JAZZ REVIEW : Drummer Pays Homage to Buddy Rich
The Wednesday night session at downtown Los Angeles’ Grand Avenue Bar offered a 15-piece band led by a drummer, Paolo Nonnis, in what was billed as a tribute to Buddy Rich.
Always a superdrummer, Rich was better known for his personal virtuosity and his small group triumphs than for his orchestra. He was a colorful leader with a colorless band. The Nonnis ensemble, which includes five Rich alumni, was no more distinctive. In fact, “The Three Faces of Eve” had nothing on this band, which changed personality with every tune.

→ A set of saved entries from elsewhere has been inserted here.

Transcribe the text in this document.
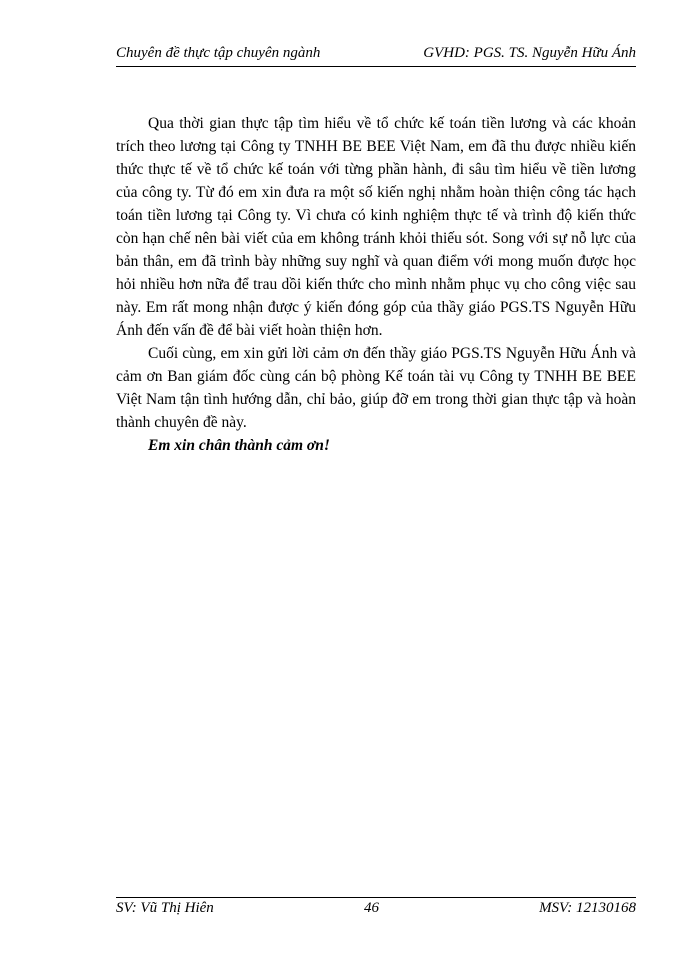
Chuyên đề thực tập chuyên ngành	GVHD: PGS. TS. Nguyễn Hữu Ánh

Qua thời gian thực tập tìm hiểu về tổ chức kế toán tiền lương và các khoản trích theo lương tại Công ty TNHH BE BEE Việt Nam, em đã thu được nhiều kiến thức thực tế về tổ chức kế toán với từng phần hành, đi sâu tìm hiểu về tiền lương của công ty. Từ đó em xin đưa ra một số kiến nghị nhằm hoàn thiện công tác hạch toán tiền lương tại Công ty. Vì chưa có kinh nghiệm thực tế và trình độ kiến thức còn hạn chế nên bài viết của em không tránh khỏi thiếu sót. Song với sự nỗ lực của bản thân, em đã trình bày những suy nghĩ và quan điểm với mong muốn được học hỏi nhiều hơn nữa để trau dồi kiến thức cho mình nhằm phục vụ cho công việc sau này. Em rất mong nhận được ý kiến đóng góp của thầy giáo PGS.TS Nguyễn Hữu Ánh đến vấn đề để bài viết hoàn thiện hơn.

Cuối cùng, em xin gửi lời cảm ơn đến thầy giáo PGS.TS Nguyễn Hữu Ánh và cảm ơn Ban giám đốc cùng cán bộ phòng Kế toán tài vụ Công ty TNHH BE BEE Việt Nam tận tình hướng dẫn, chỉ bảo, giúp đỡ em trong thời gian thực tập và hoàn thành chuyên đề này.

Em xin chân thành cảm ơn!

SV: Vũ Thị Hiên	46	MSV: 12130168
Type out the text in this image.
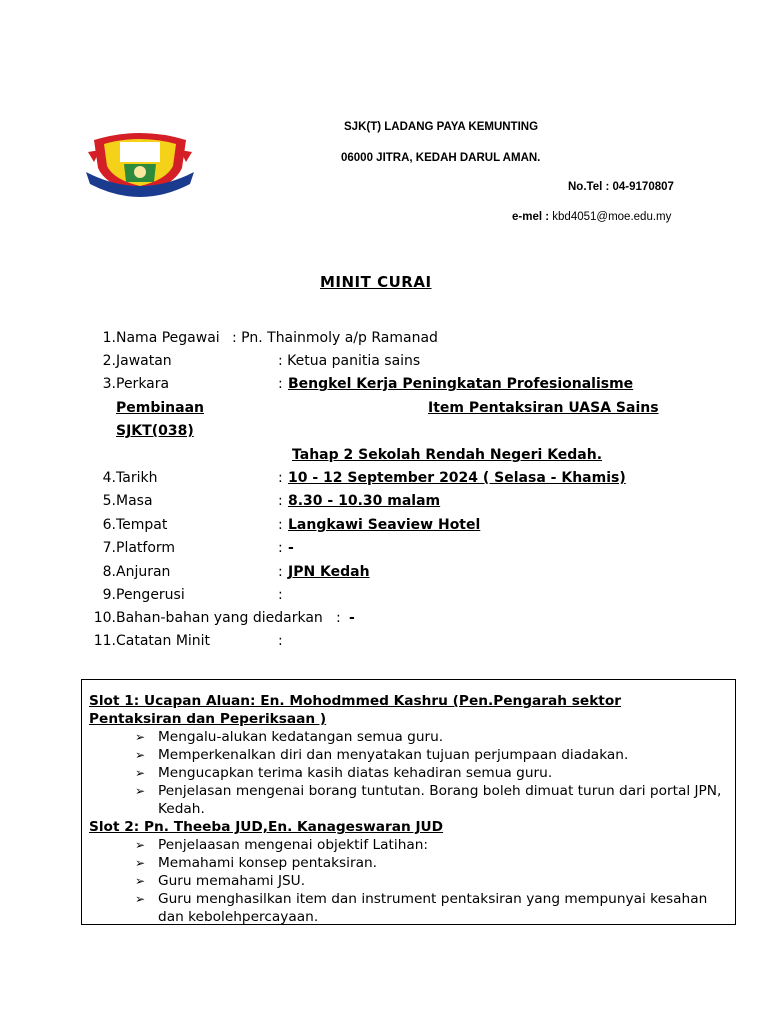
SJK(T) LADANG PAYA KEMUNTING
06000 JITRA, KEDAH DARUL AMAN.
No.Tel : 04-9170807
e-mel : kbd4051@moe.edu.my
MINIT CURAI
1. Nama Pegawai : Pn. Thainmoly a/p Ramanad
2. Jawatan	: Ketua panitia sains
3. Perkara	: Bengkel Kerja Peningkatan Profesionalisme
Pembinaan	Item Pentaksiran UASA Sains
SJKT(038)
Tahap 2 Sekolah Rendah Negeri Kedah.
4. Tarikh	: 10 - 12 September 2024 ( Selasa - Khamis)
5. Masa	: 8.30 - 10.30 malam
6. Tempat	: Langkawi Seaview Hotel
7. Platform	: -
8. Anjuran	: JPN Kedah
9. Pengerusi	:
10. Bahan-bahan yang diedarkan : -
11. Catatan Minit	:
Slot 1: Ucapan Aluan: En. Mohodmmed Kashru (Pen.Pengarah sektor
Pentaksiran dan Peperiksaan )
➢ Mengalu-alukan kedatangan semua guru.
➢ Memperkenalkan diri dan menyatakan tujuan perjumpaan diadakan.
➢ Mengucapkan terima kasih diatas kehadiran semua guru.
➢ Penjelasan mengenai borang tuntutan. Borang boleh dimuat turun dari portal JPN, Kedah.
Slot 2: Pn. Theeba JUD,En. Kanageswaran JUD
➢ Penjelaasan mengenai objektif Latihan:
➢ Memahami konsep pentaksiran.
➢ Guru memahami JSU.
➢ Guru menghasilkan item dan instrument pentaksiran yang mempunyai kesahan dan kebolehpercayaan.
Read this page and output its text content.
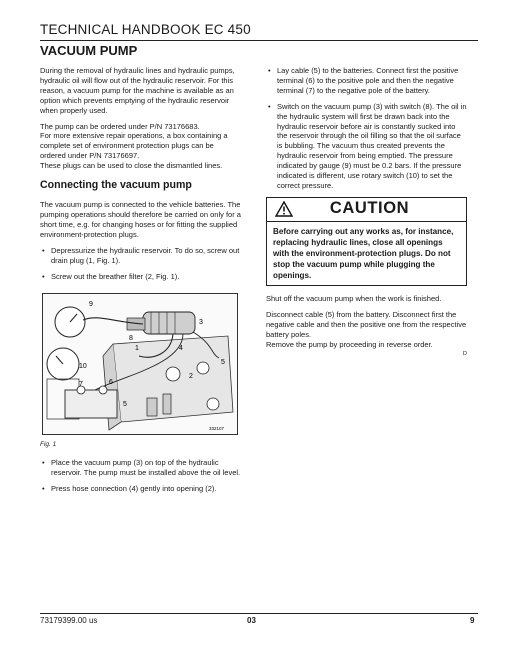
TECHNICAL HANDBOOK EC 450
VACUUM PUMP

During the removal of hydraulic lines and hydraulic pumps, hydraulic oil will flow out of the hydraulic reservoir. For this reason, a vacuum pump for the machine is available as an option which prevents emptying of the hydraulic reservoir when properly used.

The pump can be ordered under P/N 73176683.

For more extensive repair operations, a box containing a complete set of environment protection plugs can be ordered under P/N 73176697.

These plugs can be used to close the dismantled lines.

Connecting the vacuum pump

The vacuum pump is connected to the vehicle batteries. The pumping operations should therefore be carried on only for a short time, e.g. for changing hoses or for fitting the supplied environment-protection plugs.

• Depressurize the hydraulic reservoir. To do so, screw out drain plug (1, Fig. 1).

• Screw out the breather filter (2, Fig. 1).

9
3
8
1	4
5
10
2
6
7
5
332107
Fig. 1

• Place the vacuum pump (3) on top of the hydraulic reservoir. The pump must be installed above the oil level.

• Press hose connection (4) gently into opening (2).

• Lay cable (5) to the batteries. Connect first the positive terminal (6) to the positive pole and then the negative terminal (7) to the negative pole of the battery.

• Switch on the vacuum pump (3) with switch (8). The oil in the hydraulic system will first be drawn back into the hydraulic reservoir before air is constantly sucked into the reservoir through the oil filling so that the oil surface is bubbling. The vacuum thus created prevents the hydraulic reservoir from being emptied. The pressure indicated by gauge (9) must be 0.2 bars. If the pressure indicated is different, use rotary switch (10) to set the correct pressure.

CAUTION
Before carrying out any works as, for instance, replacing hydraulic lines, close all openings with the environment-protection plugs. Do not stop the vacuum pump while plugging the openings.

Shut off the vacuum pump when the work is finished.

Disconnect cable (5) from the battery. Disconnect first the negative cable and then the positive one from the respective battery poles.

Remove the pump by proceeding in reverse order.

D
73179399.00 us	03	9
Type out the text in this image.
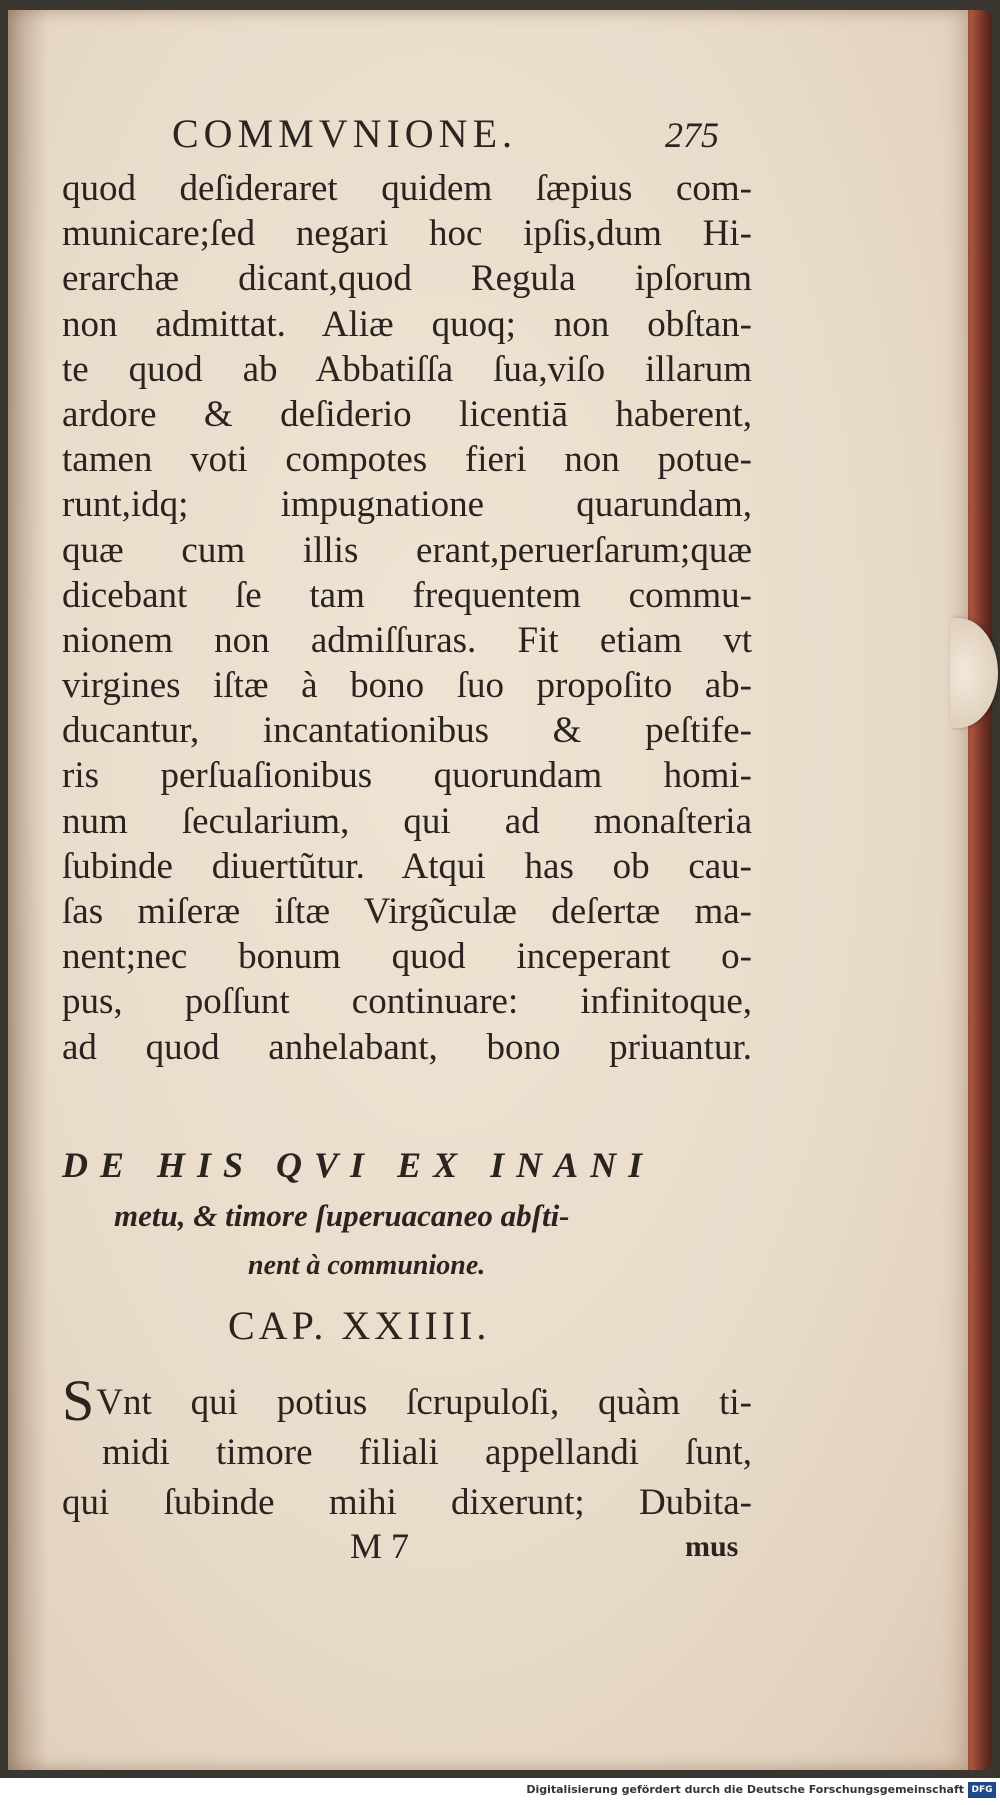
COMMVNIONE.	275
quod deſideraret quidem ſæpius com-
municare;ſed negari hoc ipſis,dum Hi-
erarchæ dicant,quod Regula ipſorum
non admittat. Aliæ quoq; non obſtan-
te quod ab Abbatiſſa ſua,viſo illarum
ardore & deſiderio licentiā haberent,
tamen voti compotes fieri non potue-
runt,idq; impugnatione quarundam,
quæ cum illis erant,peruerſarum;quæ
dicebant ſe tam frequentem commu-
nionem non admiſſuras. Fit etiam vt
virgines iſtæ à bono ſuo propoſito ab-
ducantur, incantationibus & peſtife-
ris perſuaſionibus quorundam homi-
num ſecularium, qui ad monaſteria
ſubinde diuertũtur. Atqui has ob cau-
ſas miſeræ iſtæ Virgũculæ deſertæ ma-
nent;nec bonum quod inceperant o-
pus, poſſunt continuare: infinitoque,
ad quod anhelabant, bono priuantur.
DE HIS QVI EX INANI
metu, & timore ſuperuacaneo abſti-
nent à communione.
CAP. XXIIII.
SVnt qui potius ſcrupuloſi, quàm ti-
midi timore filiali appellandi ſunt,
qui ſubinde mihi dixerunt; Dubita-
M 7	mus
Digitalisierung gefördert durch die Deutsche Forschungsgemeinschaft DFG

As a unit, it is first rate; lead trumpeter Bob Clark carries a brilliant brass section, the charts are read well and there are at least two soloists of value in trombonist Alan Kaplan and tenor saxophonist Hal Melia.
Most of history’s great bands--Ellington, Akiyoshi, Gerald Wilson--have depended on the penmanship of just one or two writers to establish a unified personality. Rich never had this; Nonnis’ references to “classics” from the Rich book were ironic, since aside from the “West Side Story” medley Rich’s band left few if any memorable works.
This leader drives his men well. To assert that Paolo Nonnis is no Buddy Rich would be like claiming that Paul Conrad is no Picasso. The bases touched included Latin (“Samba de Rollins”), blues (a revamped version of Count Basie’s “One O’Clock Jump”) and occasionally a number that cooked without reference to other sources (“Just in Time”). Too often, though, one was tempted to think “Seems to Me I’ve Heard That Riff Before.”
Ghost bands per se are a problem. A band playing homage to a leader who played drums and could neither read nor write music is doubly dubious. It might be as well for this ambitious and talented artist to find a Paolo Nonnis style, rather than use a departed giant as a crutch.